The MODERN political implications are another issue, and I personally believe that we the Taino people do have the right and the obligation to reclaim the bodies of our Tekesta relatives and protect their heritage and legacy.

Having said all of that, the fact remains that the Seminole, after they entered Florida, intermarried with and absorbed most of the few remaining indigenous Native people. The Cree/Cherokee/Yamassee refugess that eventually formed the Seminole people drifted away from the northern part of Florida, where ALL the Spanish towns and major settlements where located, into the interior, as continuous slaving raids by English & English-allied Indians from Georgia and Alabama devastated the Spanish missions and settlements of the Florida panhandle.

y The Spanish records are clear in that many local Indians, descendants of the Timucua and Guale, who had become Christian and spoke Spanish, abandoned the missions and sought shelter from the English raids in the interior of the Peninsula.

The Tekesta and other Indians from Southern Florida had already dissapeared as traditional communities because of disease and Spain's own pratice of enslaving local Indians to work in Cuba, Hispaniola and Mexico.

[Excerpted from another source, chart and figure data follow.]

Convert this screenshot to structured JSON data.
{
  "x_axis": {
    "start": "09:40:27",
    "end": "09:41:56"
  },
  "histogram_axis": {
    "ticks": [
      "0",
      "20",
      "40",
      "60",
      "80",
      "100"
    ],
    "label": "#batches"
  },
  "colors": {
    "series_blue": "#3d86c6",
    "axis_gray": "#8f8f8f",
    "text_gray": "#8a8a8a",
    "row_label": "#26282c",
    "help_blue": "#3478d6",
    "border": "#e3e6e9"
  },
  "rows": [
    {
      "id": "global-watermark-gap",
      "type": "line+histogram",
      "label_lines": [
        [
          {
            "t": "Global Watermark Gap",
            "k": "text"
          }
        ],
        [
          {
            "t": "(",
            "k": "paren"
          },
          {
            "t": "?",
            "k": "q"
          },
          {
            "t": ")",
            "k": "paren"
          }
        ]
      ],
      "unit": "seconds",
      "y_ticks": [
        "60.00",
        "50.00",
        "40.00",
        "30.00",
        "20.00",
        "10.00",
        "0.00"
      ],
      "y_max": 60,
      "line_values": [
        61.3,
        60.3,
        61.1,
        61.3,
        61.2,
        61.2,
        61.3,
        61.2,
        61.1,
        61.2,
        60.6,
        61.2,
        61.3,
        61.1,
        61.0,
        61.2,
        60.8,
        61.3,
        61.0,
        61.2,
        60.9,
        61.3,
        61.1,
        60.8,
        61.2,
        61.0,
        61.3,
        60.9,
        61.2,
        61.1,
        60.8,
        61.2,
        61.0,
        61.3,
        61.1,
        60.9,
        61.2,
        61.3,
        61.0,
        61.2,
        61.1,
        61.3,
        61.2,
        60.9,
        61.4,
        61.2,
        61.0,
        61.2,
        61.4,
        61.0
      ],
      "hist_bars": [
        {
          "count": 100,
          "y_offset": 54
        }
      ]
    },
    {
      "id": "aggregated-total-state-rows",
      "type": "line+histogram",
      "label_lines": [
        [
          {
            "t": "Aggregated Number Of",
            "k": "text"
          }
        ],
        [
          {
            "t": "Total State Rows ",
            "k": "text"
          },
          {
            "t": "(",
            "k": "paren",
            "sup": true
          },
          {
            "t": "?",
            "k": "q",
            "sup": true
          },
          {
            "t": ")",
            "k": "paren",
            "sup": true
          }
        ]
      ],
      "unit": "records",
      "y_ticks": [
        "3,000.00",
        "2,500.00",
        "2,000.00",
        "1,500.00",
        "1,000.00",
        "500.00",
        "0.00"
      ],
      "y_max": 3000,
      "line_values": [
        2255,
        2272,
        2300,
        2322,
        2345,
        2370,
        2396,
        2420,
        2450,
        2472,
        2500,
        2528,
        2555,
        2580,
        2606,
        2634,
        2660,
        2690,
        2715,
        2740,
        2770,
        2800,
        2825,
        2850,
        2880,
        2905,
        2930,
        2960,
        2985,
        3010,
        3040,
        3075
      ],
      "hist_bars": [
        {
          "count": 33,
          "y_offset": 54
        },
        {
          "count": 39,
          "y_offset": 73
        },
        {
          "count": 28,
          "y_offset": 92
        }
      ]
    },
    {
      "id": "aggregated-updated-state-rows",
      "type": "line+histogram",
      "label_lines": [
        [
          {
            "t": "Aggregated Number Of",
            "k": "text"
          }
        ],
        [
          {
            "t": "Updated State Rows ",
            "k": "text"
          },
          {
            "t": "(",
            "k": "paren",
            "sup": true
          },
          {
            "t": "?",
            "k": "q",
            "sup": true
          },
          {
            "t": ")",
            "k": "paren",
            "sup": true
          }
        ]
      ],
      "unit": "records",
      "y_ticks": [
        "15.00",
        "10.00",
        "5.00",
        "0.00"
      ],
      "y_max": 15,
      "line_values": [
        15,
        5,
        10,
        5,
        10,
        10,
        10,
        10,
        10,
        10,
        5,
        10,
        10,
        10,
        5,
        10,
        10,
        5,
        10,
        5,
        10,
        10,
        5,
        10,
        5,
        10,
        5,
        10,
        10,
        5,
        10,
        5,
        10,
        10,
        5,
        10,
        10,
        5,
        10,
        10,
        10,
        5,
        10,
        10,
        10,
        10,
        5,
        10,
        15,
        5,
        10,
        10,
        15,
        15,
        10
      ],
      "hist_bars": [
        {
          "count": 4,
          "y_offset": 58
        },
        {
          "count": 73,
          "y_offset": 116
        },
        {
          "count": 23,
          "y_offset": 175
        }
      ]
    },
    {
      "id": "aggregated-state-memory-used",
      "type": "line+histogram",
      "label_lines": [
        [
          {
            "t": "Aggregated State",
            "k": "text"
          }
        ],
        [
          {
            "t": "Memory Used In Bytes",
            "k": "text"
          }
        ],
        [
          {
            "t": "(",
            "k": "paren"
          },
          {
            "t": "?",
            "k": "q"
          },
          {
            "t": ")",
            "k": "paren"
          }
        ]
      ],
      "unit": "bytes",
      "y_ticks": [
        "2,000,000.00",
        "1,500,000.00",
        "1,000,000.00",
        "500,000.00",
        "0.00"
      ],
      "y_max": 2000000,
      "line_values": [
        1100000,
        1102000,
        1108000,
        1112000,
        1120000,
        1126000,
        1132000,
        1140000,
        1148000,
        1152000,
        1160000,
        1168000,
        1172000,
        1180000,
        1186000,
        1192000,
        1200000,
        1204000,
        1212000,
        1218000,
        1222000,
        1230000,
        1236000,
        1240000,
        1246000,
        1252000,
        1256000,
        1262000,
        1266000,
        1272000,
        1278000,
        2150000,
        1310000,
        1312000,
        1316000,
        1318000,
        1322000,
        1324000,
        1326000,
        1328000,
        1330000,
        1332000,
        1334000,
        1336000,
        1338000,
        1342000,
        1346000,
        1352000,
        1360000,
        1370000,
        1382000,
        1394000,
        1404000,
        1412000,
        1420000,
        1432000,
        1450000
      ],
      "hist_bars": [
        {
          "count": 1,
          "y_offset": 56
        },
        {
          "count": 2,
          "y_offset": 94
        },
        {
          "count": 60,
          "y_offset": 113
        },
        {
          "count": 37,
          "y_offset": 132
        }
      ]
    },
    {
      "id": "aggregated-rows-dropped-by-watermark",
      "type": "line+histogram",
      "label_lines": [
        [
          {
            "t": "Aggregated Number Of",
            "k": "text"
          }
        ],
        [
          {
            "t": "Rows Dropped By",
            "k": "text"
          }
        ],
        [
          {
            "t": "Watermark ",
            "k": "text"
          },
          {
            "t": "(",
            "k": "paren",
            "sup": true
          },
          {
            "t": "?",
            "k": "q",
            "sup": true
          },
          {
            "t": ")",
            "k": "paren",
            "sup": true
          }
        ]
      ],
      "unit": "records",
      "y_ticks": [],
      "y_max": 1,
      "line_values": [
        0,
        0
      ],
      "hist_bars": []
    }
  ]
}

However, since the Spanish failed to establish a single permanent town in southern Flroida during the 2 centuries of their rule there, the local authorities really had no idea of the exact identity and the numbers of local Indians that lived in isolated settlements in the Everglades and other remote areas.

It is quite probable that remnants of the Tekesta, Timucua, Guale, and other other local Indians lived in the Everglades and other remote and thinly-populated areas of Florida well into the 18th century, at the same time that the Seminole refugees were making their way into the interior of the Peninsula. That they intermarried and that this mixture of different Indian peoples resulted in today's Seminole Nation is a historical fact.

Again, let's defend our legitimate Taino interests and positions, but let's keep an objective mind. Above all, we need to learn, understand and adapt to the legacy of the past, without trying to re-write the past.

I also conclude my on-list comments on this topic; if other people are interested in continuing this discussion about the history of Florida's Indians, I'll be happy to do so off-list. I will also provide bibliography and citations to my sources if requested.